Questioning Bob Huggins’ Bizarre Substitution Patterns

Morgantown, West Virginia – It’s really hard to understand. A West Virginia player gets hot, is performing above what they typically do, and Bob Huggins shockingly pulls them from the game.

It happens every game. Yesterday, Isaiah Cottrell had his best 5-10 minutes of his young career. He looked confident, he was hitting shots, he was playing aggressively on the defensive side of the ball, and suddenly and seemingly without motive, Bob Huggins benched him.

The very same thing happened with Jalen Bridges. Bridges, who routinely disappears for long stretches of games, was active offensively and looked like the Jalen Bridges we all expected this season. After scoring 9 early points, Huggins sat him down for virtually the remainder of the first half, prompting Bridges’ father to say the following on social media: “JB had a quick 9 points in the first half and he sat the bench. Sorry it had to be said!”

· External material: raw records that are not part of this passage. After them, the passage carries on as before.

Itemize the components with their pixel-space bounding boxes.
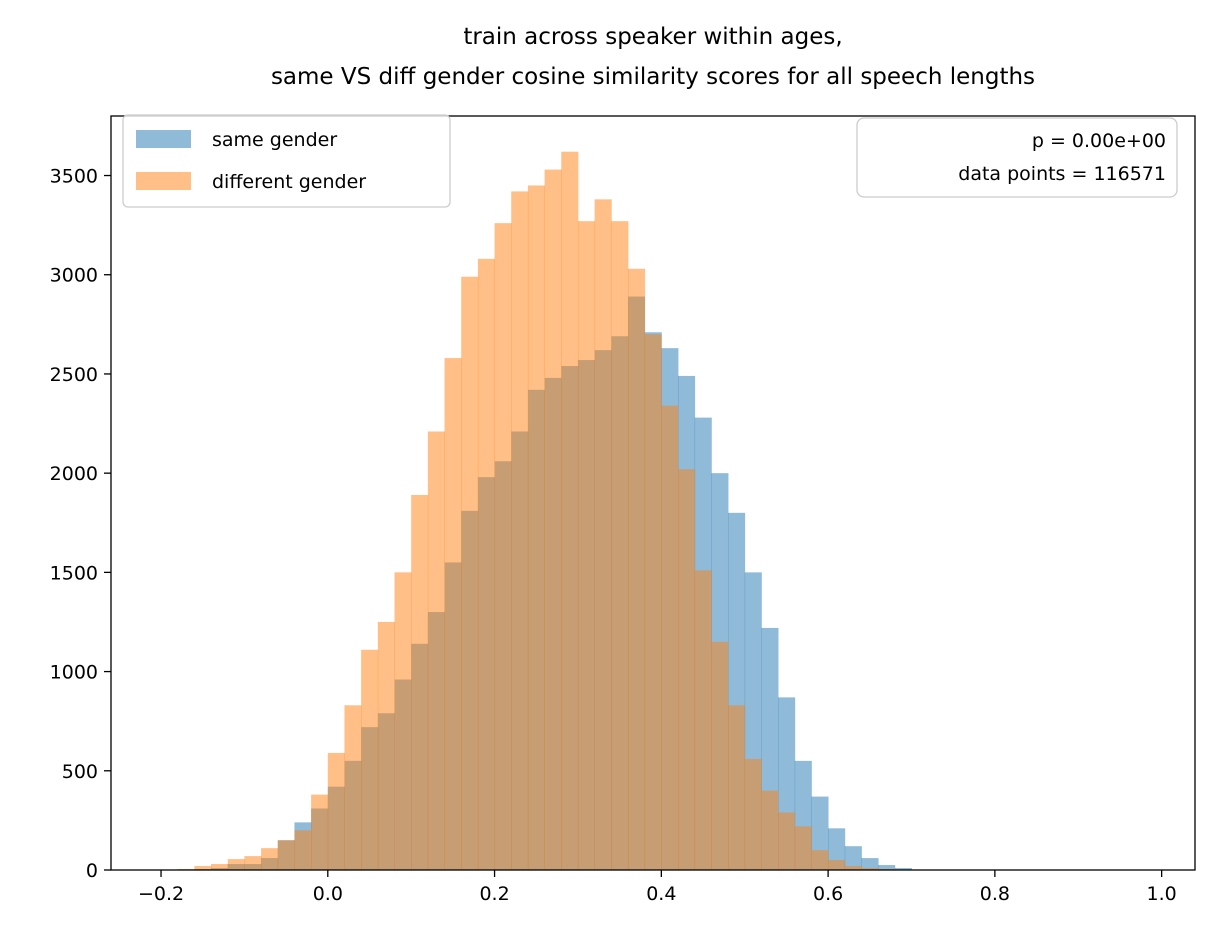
different-gender-bar — [561, 151, 579, 871]
different-gender-bar — [294, 830, 312, 870]
different-gender-bar — [828, 860, 846, 870]
different-gender-bar — [377, 621, 395, 870]
different-gender-bar — [594, 199, 612, 871]
x-tick-label: 0.4 — [646, 883, 676, 905]
legend-swatch-same-gender — [136, 130, 191, 148]
chart-title: train across speaker within ages, — [463, 24, 842, 50]
different-gender-bar — [227, 859, 245, 870]
same-gender-bar — [894, 868, 912, 870]
x-tick-label: 0.0 — [313, 883, 343, 905]
stats-annotation-box — [856, 117, 1178, 198]
different-gender-bar — [394, 572, 412, 870]
different-gender-bar — [728, 705, 746, 870]
different-gender-bar — [311, 794, 329, 870]
y-tick-label: 2000 — [50, 463, 98, 485]
different-gender-bar — [461, 276, 479, 871]
y-tick-label: 3500 — [50, 166, 98, 188]
different-gender-bar — [494, 223, 512, 870]
different-gender-bar — [427, 431, 445, 870]
different-gender-bar — [611, 221, 629, 870]
different-gender-bar — [327, 752, 345, 870]
different-gender-bar — [811, 850, 829, 870]
different-gender-bar — [511, 191, 529, 870]
same-gender-bar — [828, 828, 846, 870]
different-gender-bar — [277, 840, 295, 870]
different-gender-bar — [261, 848, 279, 870]
different-gender-bar — [744, 758, 762, 870]
different-gender-bar — [361, 649, 379, 870]
different-gender-bar — [411, 494, 429, 870]
different-gender-bar — [678, 469, 696, 870]
y-tick-label: 3000 — [50, 265, 98, 287]
y-tick-label: 1500 — [50, 562, 98, 584]
different-gender-bar — [244, 856, 262, 870]
legend-label-same-gender: same gender — [212, 129, 337, 151]
y-axis: 0 500 1000 1500 2000 2500 3000 3500 — [50, 166, 111, 882]
different-gender-bar — [644, 334, 662, 870]
y-tick-label: 500 — [62, 761, 98, 783]
different-gender-bar — [444, 358, 462, 870]
data-points-text: data points = 116571 — [958, 163, 1166, 185]
legend-box — [122, 114, 451, 208]
legend-label-different-gender: different gender — [212, 171, 366, 193]
different-gender-bar — [544, 169, 562, 870]
p-value-text: p = 0.00e+00 — [1032, 130, 1166, 152]
x-tick-label: 0.6 — [813, 883, 843, 905]
different-gender-bar — [661, 405, 679, 870]
different-gender-bar — [711, 641, 729, 870]
different-gender-bar — [794, 826, 812, 870]
different-gender-bar — [844, 866, 862, 870]
legend-swatch-different-gender — [136, 172, 191, 190]
different-gender-bar — [761, 790, 779, 870]
x-tick-label: 0.2 — [479, 883, 509, 905]
different-gender-bar — [211, 864, 229, 870]
x-axis: −0.2 0.0 0.2 0.4 0.6 0.8 1.0 — [138, 870, 1177, 905]
y-tick-label: 2500 — [50, 364, 98, 386]
x-tick-label: 0.8 — [980, 883, 1010, 905]
same-gender-bar — [844, 846, 862, 870]
different-gender-bar — [194, 866, 212, 870]
chart-subtitle: same VS diff gender cosine similarity sc… — [271, 64, 1035, 90]
x-tick-label: 1.0 — [1147, 883, 1177, 905]
different-gender-bar — [477, 258, 495, 870]
different-gender-bar — [627, 268, 646, 870]
same-gender-bar — [861, 858, 879, 870]
different-gender-bar — [527, 185, 545, 870]
different-gender-bar — [577, 221, 596, 870]
different-gender-bar — [694, 570, 712, 870]
x-tick-label: −0.2 — [138, 883, 184, 905]
different-gender-bar — [778, 812, 796, 870]
different-gender-bar — [344, 705, 362, 870]
stats-annotation: p = 0.00e+00 data points = 116571 — [856, 117, 1178, 198]
legend: same gender different gender — [122, 114, 451, 208]
y-tick-label: 1000 — [50, 662, 98, 684]
plot-frame — [110, 115, 1196, 871]
same-gender-bar — [878, 865, 896, 870]
y-tick-label: 0 — [86, 860, 98, 882]
different-gender-bar — [861, 868, 879, 870]
different-gender-bars — [177, 151, 896, 871]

Last season, point guard Jordan McCabe was Huggins’ whipping boy. McCabe, who regressed as a player during his stint with the Mountaineers, was terrified to make a mistake, which led to a major decline in his confidence. The quickness in which Huggins would pull McCabe from the game for a minor mistake became comical last season.

Huggins has won 914 games, is one of the most accomplished coaches in the history of college basketball, and is a future Hall of Fame coach, but he’s done that in spite of his really, really poor, questionable substitution decisions throughout his career.

Huggins walks on water in the state of West Virginia and perhaps he’s above being questioned in the eyes of most people in the state, but using his incredible record and accomplishments to justify obviously poor decisions is contemptible.

Following West Virginia’s most recent loss, Huggins finally appeared ready to make a change, saying, “I think maybe we’re playing the wrong people. Maybe we’re starting the wrong guys. That could be true. Maybe we got some guys who shouldn’t be playing at all.”

Unfortunately, Huggins is figuring this out a few months too late.